Thursday, August 15, 2013

Practical event-driven programming with Python and Twisted

Introduction

A article from 2008 entitled Practical threaded programming with Python was posted to HN today. And I thought, "how would those examples look with Twisted?"

For a great explanation about how Twisted does concurrency, see krondo's Twisted Introduction. On to the code:

Hello World

The first example in the article demonstrates that threads have IDs. Since we're not using threads, the most equiavelent way to do the same thing with Twisted is to not use Twisted at all:

import datetime


def run(what):
now = datetime.datetime.now()
print '%s says Hello World at time: %s' % (what, now)


for i in range(2):
run(i)

Output:

0 says Hello World at time: 2013-08-15 13:45:17.164933
1 says Hello World at time: 2013-08-15 13:45:17.165442

Using queues

The next example shows first a serial approach and then a threaded approach to "grab a URL of a website, and print out the first 1024 bytes of the page." Here are the synchronous/serial and threaded versions.

I should note that I've modified them to get all the page (instead of the first 1024 bytes) and to print a hash of the content (so as not to clutter up this post).
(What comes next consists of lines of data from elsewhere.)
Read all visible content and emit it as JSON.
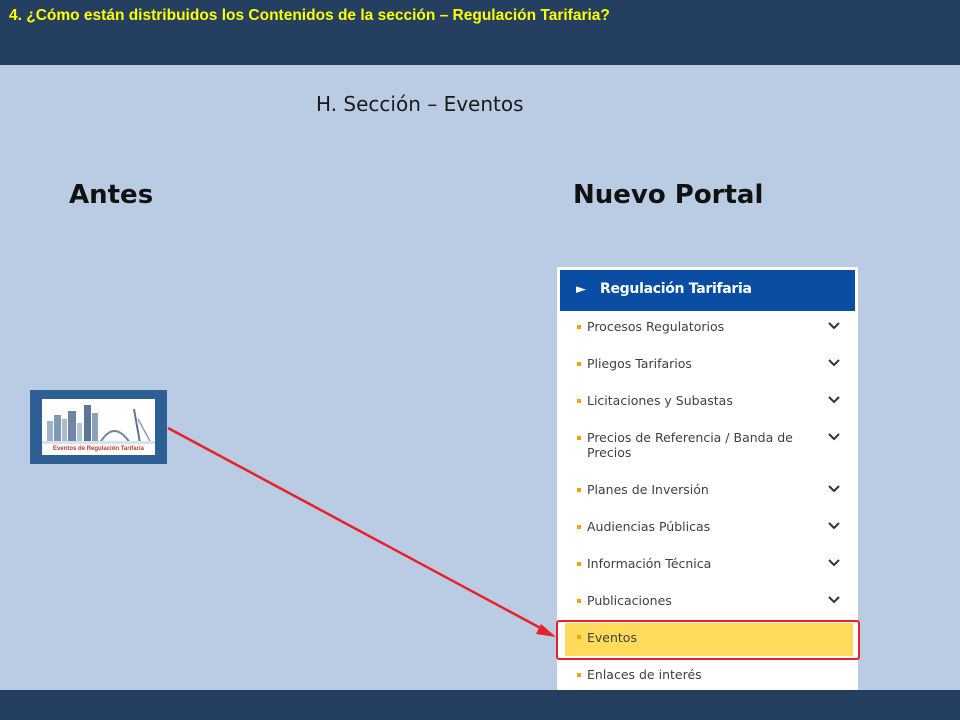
{
  "header": {
    "title": "4. ¿Cómo están distribuidos los Contenidos de la sección –  Regulación Tarifaria?"
  },
  "subtitle": "H. Sección – Eventos",
  "columns": {
    "before": "Antes",
    "after": "Nuevo Portal"
  },
  "banner": {
    "caption": "Eventos de Regulación Tarifaria"
  },
  "menu": {
    "title": "Regulación Tarifaria",
    "items": [
      {
        "label": "Procesos Regulatorios",
        "has_chevron": true
      },
      {
        "label": "Pliegos Tarifarios",
        "has_chevron": true
      },
      {
        "label": "Licitaciones y Subastas",
        "has_chevron": true
      },
      {
        "label": "Precios de Referencia / Banda de Precios",
        "has_chevron": true
      },
      {
        "label": "Planes de Inversión",
        "has_chevron": true
      },
      {
        "label": "Audiencias Públicas",
        "has_chevron": true
      },
      {
        "label": "Información Técnica",
        "has_chevron": true
      },
      {
        "label": "Publicaciones",
        "has_chevron": true
      },
      {
        "label": "Eventos",
        "has_chevron": false,
        "active": true
      },
      {
        "label": "Enlaces de interés",
        "has_chevron": false
      }
    ]
  },
  "colors": {
    "background": "#b9cce4",
    "bar": "#243f60",
    "title_text": "#ffff00",
    "menu_header": "#0a4ea3",
    "bullet": "#f0a500",
    "active_item": "#ffdb5c",
    "highlight": "#e8202a"
  }
}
It's interesting that only apple.com and ibm.com return the same hash every time.

Synchronous version

import urllib2
import time
import hashlib

hosts = ["http://yahoo.com", "http://google.com", "http://amazon.com",
"http://ibm.com", "http://apple.com"]

start = time.time()
#grabs urls of hosts and prints first 1024 bytes of page
for host in hosts:
url = urllib2.urlopen(host)
print hashlib.sha1(url.read()).hexdigest(), host

print "Elapsed Time: %s" % (time.time() - start)

Output:

2430771cc3723e965b64eda2d69dd22b697dd4a0 http://yahoo.com
790ace256c1b683a585226d286859f9f2910d9b0 http://google.com
63fbbe761817ebef066f9562e96209ca25a6f0b3 http://amazon.com
dd2f34c7c4f47b49272d7922e4f17f7c1cafd3aa http://ibm.com
562ffc06504dc0557386524b382372448d6e953a http://apple.com
Elapsed Time: 3.34798121452

Threaded version

#!/usr/bin/env python
import Queue
import threading
import urllib2
import time
import hashlib

hosts = ["http://yahoo.com", "http://google.com", "http://amazon.com",
"http://ibm.com", "http://apple.com"]

queue = Queue.Queue()

class ThreadUrl(threading.Thread):
"""Threaded Url Grab"""
def __init__(self, queue):
threading.Thread.__init__(self)
self.queue = queue

def run(self):
while True:
#grabs host from queue
host = self.queue.get()

#grabs urls of hosts and prints first 1024 bytes of page
url = urllib2.urlopen(host)
print hashlib.sha1(url.read()).hexdigest(), host

#signals to queue job is done
self.queue.task_done()


start = time.time()
def main():
#spawn a pool of threads, and pass them queue instance
for i in range(5):
t = ThreadUrl(queue)
t.setDaemon(True)
t.start()

#populate queue with data
for host in hosts:
queue.put(host)

#wait on the queue until everything has been processed
queue.join()

main()
print "Elapsed Time: %s" % (time.time() - start)

Output:

562ffc06504dc0557386524b382372448d6e953a http://apple.com
fb6fe32cb270f7929157bec5f29ee44f729949fd http://google.com
dd2f34c7c4f47b49272d7922e4f17f7c1cafd3aa http://ibm.com
3643a39f4dd641a3c08f8e5c409d0f5bc6407aed http://amazon.com
3072477b1680fc2650d9cb0674e5ef7972873bf6 http://yahoo.com
Elapsed Time: 1.23798894882

Twisted version

Here's one way to do the same thing with Twisted:

from twisted.internet import defer, task
from twisted.web.client import getPage
import time
import hashlib

hosts = ["http://yahoo.com", "http://google.com", "http://amazon.com",
"http://ibm.com", "http://apple.com"]

start = time.time()

def printHash(content, host):
print hashlib.sha1(content).hexdigest(), host


def main(reactor, hosts):
dlist = []
for host in hosts:
d = getPage(host)
# when we have the content, call printHash with it
d.addCallback(printHash, host)
dlist.append(d)

# finish the process when the "queue" is done
return defer.gatherResults(dlist).addCallback(printElapsedTime)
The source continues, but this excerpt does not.